The Blizzard of 2013 also precluded a typical review regimen, so we were unable to test the zero-to-60 time. The last CX-9 we had for review posted an 8.5 second zero-to-60 time with the same drivetrain as the 2013 version.
The three trim levels offered in 2013 are the same as last year: Sport, Touring, and Grand Touring. Our Grand Touring review vehicle had all the expected amenities – power everything, air conditioning and an audio system – plus some standard features not necessarily expected, such as blind spot warning, and keyless access and starting. It should be noted that even the base Sport comes with equipment that makes it “fully equipped” in the minds of most people.
The ride in the CX-9 is firm for a crossover. It’s not uncomfortable, but is noticeable, especially when comparing the CX-9 to some competitors.
However, that firmness aids in handling. Tight quarter maneuvering is quite good, thanks to a turning circle of 37.4 feet that is rather compact when you consider the vehicle’s size. The CX-9 also shines on secondary roads, overcoming a slightly dull on-center steering feel with solid performances in turns and entrance ramps.
The front and second row seats are adjustable, supportive, roomy and comfortable. Even the third row can handle adults, at least for a short trek across town. With the seats folded, the CX-9 turns cavernous, with just over 100 cubic feet of capacity available.
While the Mazda CX-9 has a new face, it’s easy to live with and engaging to drive. Its performance is pretty much unchanged, which is good news.
For such a big vehicle, the 2013 Mazda CX-9 feels smaller than its looks suggest. This crossover is not only exceptionally maneuverable, but it’s also lively and has plenty of power.
It stays straight and true on the highway, requiring few steering changes to stay on course. Highway cruising is quiet enough for parents to hear children in the third row plotting any potential mischief.
My husband Jim and I reviewed the CX-9 right after having the Buick Enclave. The Buick had a softer ride, but it wasn’t as much fun to drive. It was also more expensive; although the CX-9 doesn’t exactly come with a bargain basement price either. Our review Mazda carried a $39,755 retail price, including options, compared to $52,000 for the Enclave. Both were excellent cars, but were different in the way they felt and drove. Each also comes in a more basic version that can be had for at least $10,000 less than the review models Jim and I had.
As for the Mazda, the seven passenger capacity is a plus for families, as is the ability to store a week’s worth of groceries behind the raised third-row seat. The second-row seats move back and forth and have reclining backrests.
The controls are generally straight forward and the instruments are easy to read.

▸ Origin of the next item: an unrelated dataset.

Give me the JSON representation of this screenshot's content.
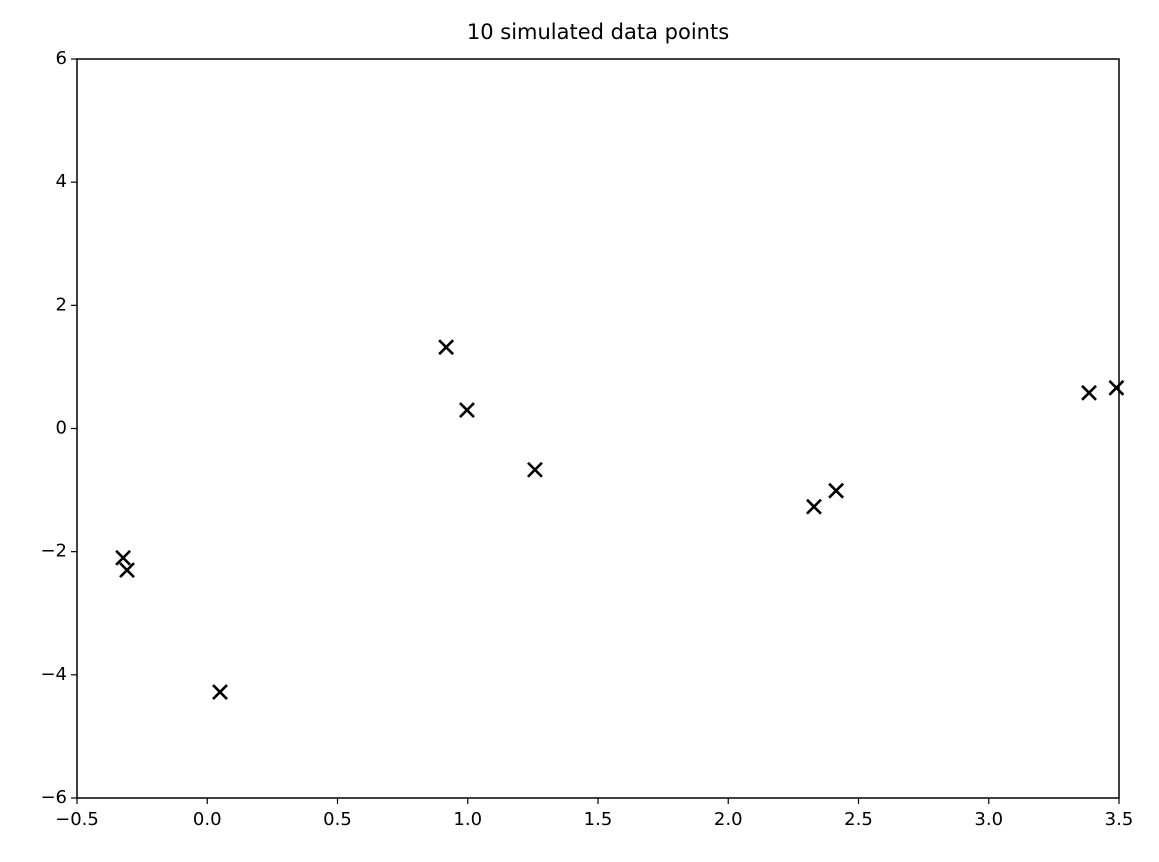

Visibility ahead is good. A rear backup camera and rear obstacle sensors took much of the tension out of backing maneuvers. Even if you missed an obstacle after checking the clear image from the camera, the sensors’ warning would let you know you were getting close to something.
We had the CX-9 during a stretch of bad weather that didn’t allow for a normal review schedule. It’s also likely that the weather took a toll on fuel economy, which came to 16.9 miles per gallon. An earlier CX-9 with the same engine managed to go 18.2 miles per gallon while in our hands.